I have about 4 more days of birth control pills and then we will be TTC again. I am terrified. Every other time the fear has been that we would try and try and try and not get pregnant. And I still have that fear. But added to that is the very real fear that we will get pregnant and we’ll lose it. I don’t have a shred of excitement left in me about the process. It’s grueling, tedious, emotional, and now with an extra level of worry. Yet, we will continue.
I have been doing fantastic with weight loss. I’ve lost 15 pounds since the miscarriage – which I found out about 31 days ago. So, 15 pounds in basically a month. And my blood sugars have stabilized tremendously in this amount of time as well. That’s all very good. On April 15 of last year, I was about 3.5 pounds lighter than I am now, which was the lightest I have been since like 2003. IF I kept this pace up, which may or may not be possible, I could be close to my 2003 weight by mid-April. This is a really aggressive pace though. I’m counting calories, watching carbs, being vigilant about the timing of when I eat, making sure I am getting enough protein, folic acid, and exercising in every spare minute I can come up with. It’s a very vigilant process. On the flip side, it gives me something healthy to focus on and I am seeing positive results, so that helps.

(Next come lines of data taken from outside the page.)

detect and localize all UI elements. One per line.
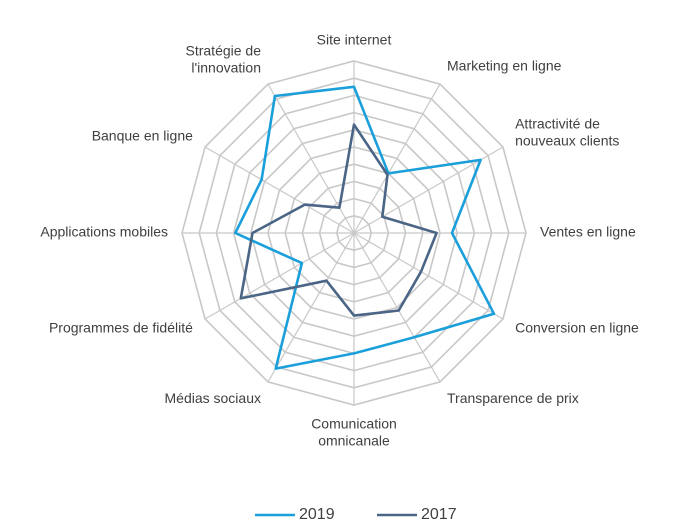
category-label: Programmes de fidélité <box>49 320 193 336</box>
spoke <box>204 232 355 320</box>
spoke <box>353 232 441 383</box>
series-line <box>239 123 438 317</box>
category-label: Comunication omnicanale <box>311 415 397 448</box>
legend-label: 2017 <box>421 506 457 523</box>
series-line <box>234 85 496 370</box>
category-label: Marketing en ligne <box>447 57 562 73</box>
legend-label: 2019 <box>299 506 335 523</box>
category-label: Attractivité de nouveaux clients <box>515 115 619 148</box>
category-label: Ventes en ligne <box>540 224 636 240</box>
category-label: Médias sociaux <box>165 390 262 406</box>
category-label: Transparence de prix <box>447 390 579 406</box>
spoke <box>204 146 355 234</box>
spoke <box>353 83 441 234</box>
spoke <box>353 232 504 320</box>
category-label: Stratégie de l'innovation <box>186 42 262 75</box>
category-label: Banque en ligne <box>92 128 193 144</box>
category-label: Applications mobiles <box>40 224 168 240</box>
category-label: Conversion en ligne <box>515 320 639 336</box>
category-label: Site internet <box>317 32 392 48</box>
spoke <box>267 232 355 383</box>
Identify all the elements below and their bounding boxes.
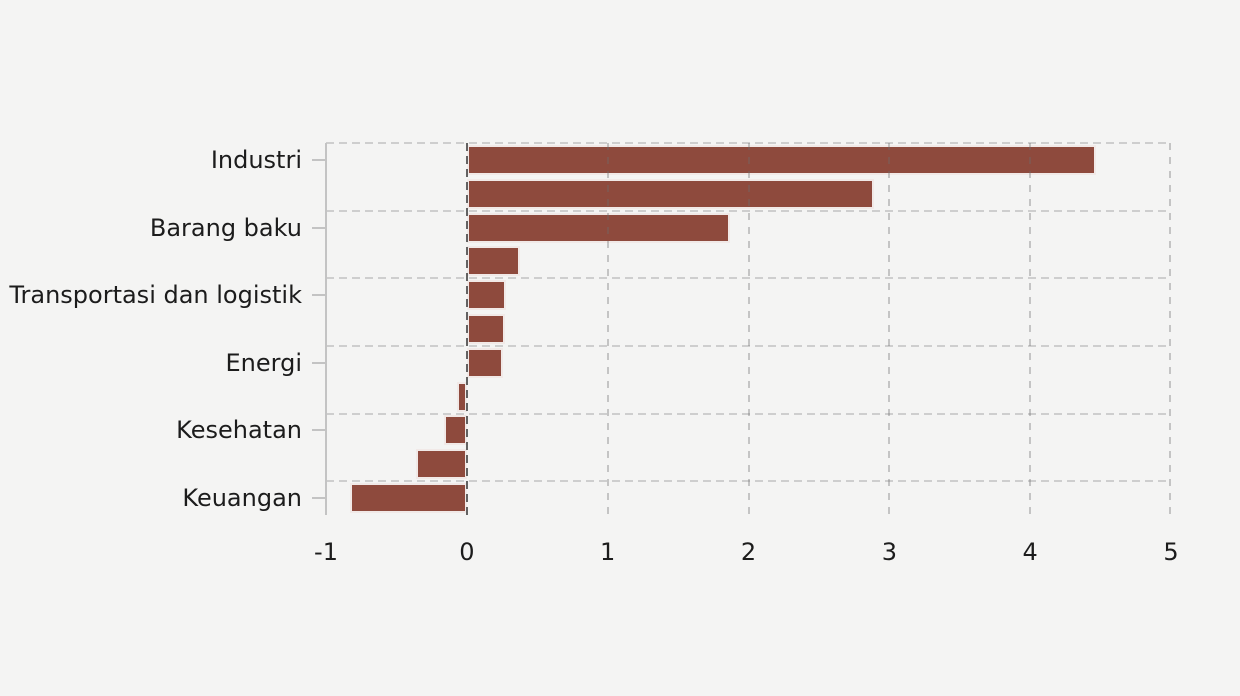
x-tick-label: -1 <box>314 538 338 566</box>
bar <box>466 246 521 277</box>
gridline-vertical <box>606 143 609 515</box>
bar <box>466 280 507 311</box>
gridline-horizontal <box>326 142 1171 144</box>
gridline-vertical <box>1169 143 1171 515</box>
bar <box>416 449 467 480</box>
y-tick-mark <box>312 158 326 161</box>
y-tick-label: Energi <box>225 348 303 377</box>
y-tick-label: Transportasi dan logistik <box>9 280 302 309</box>
x-tick-label: 3 <box>881 538 897 566</box>
y-tick-label: Kesehatan <box>176 416 302 445</box>
bar <box>466 314 505 344</box>
gridline-vertical <box>1029 143 1032 515</box>
y-tick-label: Industri <box>210 145 302 174</box>
x-tick-label: 0 <box>459 538 475 566</box>
plot-area <box>325 142 1171 515</box>
gridline-horizontal <box>326 344 1171 347</box>
gridline-vertical <box>747 143 750 515</box>
y-tick-mark <box>312 361 326 364</box>
y-tick-mark <box>312 294 326 297</box>
y-tick-label: Barang baku <box>149 213 302 242</box>
gridline-horizontal <box>326 480 1171 483</box>
y-tick-mark <box>312 226 326 229</box>
x-tick-label: 5 <box>1163 538 1179 566</box>
gridline-vertical <box>888 143 891 515</box>
bar <box>444 415 467 446</box>
x-tick-label: 1 <box>600 538 616 566</box>
bar <box>466 347 504 378</box>
gridline-horizontal <box>326 277 1171 280</box>
bar <box>349 483 467 514</box>
x-tick-label: 4 <box>1022 538 1038 566</box>
zero-line <box>465 143 468 515</box>
y-axis-spine <box>325 143 327 515</box>
y-tick-mark <box>312 497 326 500</box>
bar <box>466 144 1097 175</box>
gridline-horizontal <box>326 209 1171 212</box>
bar <box>466 212 731 243</box>
x-tick-label: 2 <box>740 538 757 566</box>
y-tick-mark <box>312 429 326 432</box>
y-tick-label: Keuangan <box>182 483 302 512</box>
gridline-horizontal <box>326 412 1171 415</box>
bar <box>466 178 874 209</box>
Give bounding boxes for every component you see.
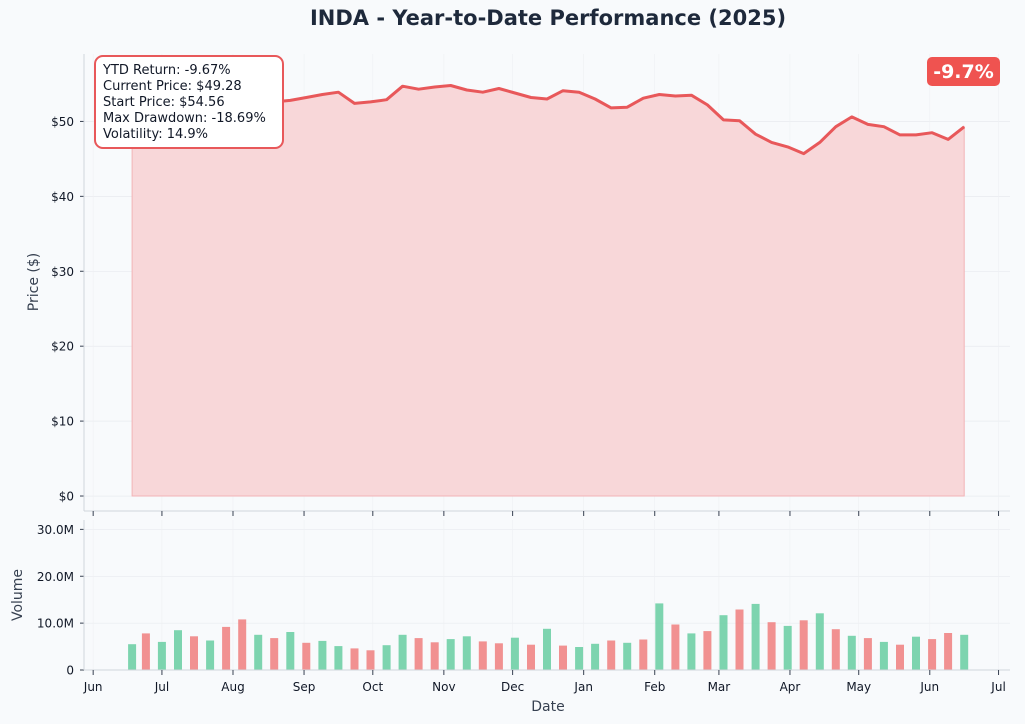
stats-current-price: Current Price: $49.28 (103, 79, 242, 94)
price-y-tick-label: $0 (59, 490, 74, 504)
return-badge-text: -9.7% (933, 61, 994, 83)
volume-bar (944, 633, 953, 670)
stats-start-price: Start Price: $54.56 (103, 95, 225, 110)
chart-title: INDA - Year-to-Date Performance (2025) (310, 6, 786, 30)
volume-bar (462, 636, 471, 671)
price-x-tickmarks (92, 511, 1000, 516)
price-y-tick-label: $30 (51, 265, 74, 279)
price-y-tick-label: $50 (51, 115, 74, 129)
stats-ytd-return: YTD Return: -9.67% (102, 63, 231, 78)
x-tick-label: Jan (573, 680, 593, 694)
price-y-tick-label: $10 (51, 415, 74, 429)
volume-bar (960, 634, 969, 670)
volume-bar (270, 638, 279, 670)
volume-bar (575, 647, 584, 670)
volume-bar (286, 632, 295, 670)
volume-bar (141, 633, 150, 670)
volume-bar (382, 645, 391, 670)
volume-bar (318, 640, 327, 670)
x-tick-label: Jun (919, 680, 939, 694)
x-tick-label: Feb (644, 680, 665, 694)
volume-bar (334, 646, 343, 670)
volume-bar (414, 638, 423, 670)
volume-bar (783, 625, 792, 670)
x-axis-label: Date (531, 699, 564, 715)
price-panel: $0 $10 $20 $30 $40 $50 Price ($) YTD Return: … (26, 54, 1010, 516)
volume-bar (366, 650, 375, 670)
volume-bar (398, 634, 407, 670)
volume-bar (879, 641, 888, 670)
volume-bar (623, 642, 632, 670)
price-y-axis-label: Price ($) (26, 253, 42, 311)
stats-box-frame (94, 55, 284, 149)
volume-bar (928, 639, 937, 670)
volume-bar (799, 620, 808, 670)
volume-y-tick-label: 10.0M (37, 617, 74, 631)
volume-bar (559, 645, 567, 670)
x-tick-label: Jul (990, 680, 1005, 694)
volume-bar (671, 624, 680, 670)
volume-bar (815, 613, 824, 670)
volume-bar (639, 639, 648, 670)
volume-bar (767, 622, 776, 670)
volume-bar (543, 628, 551, 671)
x-tick-label: Jul (154, 680, 169, 694)
volume-bar (350, 648, 359, 670)
volume-bar (157, 641, 166, 670)
stats-box: YTD Return: -9.67% Current Price: $49.28… (94, 55, 284, 149)
volume-y-tick-label: 0 (66, 664, 74, 678)
volume-y-tick-label: 30.0M (37, 523, 74, 537)
x-tick-label: Sep (293, 680, 316, 694)
stats-max-drawdown: Max Drawdown: -18.69% (103, 111, 266, 126)
return-badge-bg (927, 57, 1000, 86)
volume-bar (510, 637, 519, 670)
volume-bar (655, 603, 664, 670)
volume-bar (478, 641, 487, 670)
volume-bar (222, 626, 231, 670)
volume-bar (430, 642, 439, 670)
x-tick-label: Aug (221, 680, 244, 694)
x-tick-label: Jun (83, 680, 103, 694)
volume-bar (446, 639, 455, 670)
volume-bar (719, 615, 728, 670)
volume-bar (831, 629, 840, 670)
volume-bar (896, 644, 904, 670)
volume-y-tick-label: 20.0M (37, 570, 74, 584)
volume-bar (238, 619, 247, 670)
volume-bar (494, 643, 503, 670)
volume-bars (128, 603, 969, 671)
volume-bar (703, 631, 712, 670)
x-tick-label: Dec (501, 680, 524, 694)
volume-bar (751, 603, 760, 670)
volume-bar (254, 634, 263, 670)
volume-bar (847, 635, 856, 670)
return-badge: -9.7% (927, 57, 1000, 86)
price-y-ticks: $0 $10 $20 $30 $40 $50 (51, 115, 84, 504)
volume-bar (174, 630, 182, 670)
volume-bar (863, 638, 872, 670)
x-tick-label: Oct (362, 680, 383, 694)
volume-bar (735, 609, 744, 670)
volume-bar (687, 633, 696, 670)
x-tick-label: Mar (708, 680, 731, 694)
volume-bar (527, 644, 535, 670)
volume-y-ticks: 0 10.0M 20.0M 30.0M (37, 523, 84, 678)
volume-bar (591, 643, 600, 671)
price-y-tick-label: $40 (51, 190, 74, 204)
volume-bar (190, 636, 198, 671)
x-tick-label: Nov (432, 680, 455, 694)
volume-y-axis-label: Volume (10, 569, 26, 621)
volume-x-ticks: Jun Jul Aug Sep Oct Nov Dec Jan Feb Mar Apr May Jun J… (83, 670, 1006, 694)
volume-bar (302, 642, 311, 670)
volume-bar (607, 640, 616, 670)
price-y-tick-label: $20 (51, 340, 74, 354)
volume-panel: 0 10.0M 20.0M 30.0M Jun Jul Aug Sep Oct Nov Dec Ja… (10, 520, 1010, 715)
x-tick-label: Apr (780, 680, 801, 694)
stats-volatility: Volatility: 14.9% (103, 127, 208, 142)
volume-bar (912, 636, 920, 670)
x-tick-label: May (846, 680, 871, 694)
volume-bar (128, 644, 137, 670)
volume-bar (206, 640, 215, 670)
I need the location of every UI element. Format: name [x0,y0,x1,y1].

And the thing about losing weight is that my reproductive system starts to work better when I lose weight. I’m on birth control pills now and I’ll start taking hormones when we are TTC again, but if my own parts are inclined to cooperate and not be obstinate, this will all be easier. I hope.
I got pregnant last year in April, on our first try, at 3.5 pounds lighter than I am now. I miscarried early, but I got pregnant. That’s step one. You have to succeed in step one for step 2, not miscarrying, to come into play. And I am doing everything humanly possible to make sure my body is as healthy, non-toxic, and whole as it can be for when I get pregnant again. That is to facilitate step 2.
Emotionally, I think I am doing better than expected at this point. I attribute that to several factors. One being my own willingness to try to deal with this in emotionally healthy ways. Another being the tremendous outpouring of love and support I have had from friends. Another being my wife, who had her moments in the beginning, but turned into the supportive partner I needed her to be. Another being how busy I have been at work and my trip to DC. Lots of things came into play and helped me work through what I hope was the worst of it.
I still have my moments, to be sure. And I generally feel like a different person in some ways – like this has changed a part of me permanently. But maybe with more time, that will be better, too. Maybe not. Right now I am just grateful for being in a better place physically and emotionally than I could have ever predicted a month ago.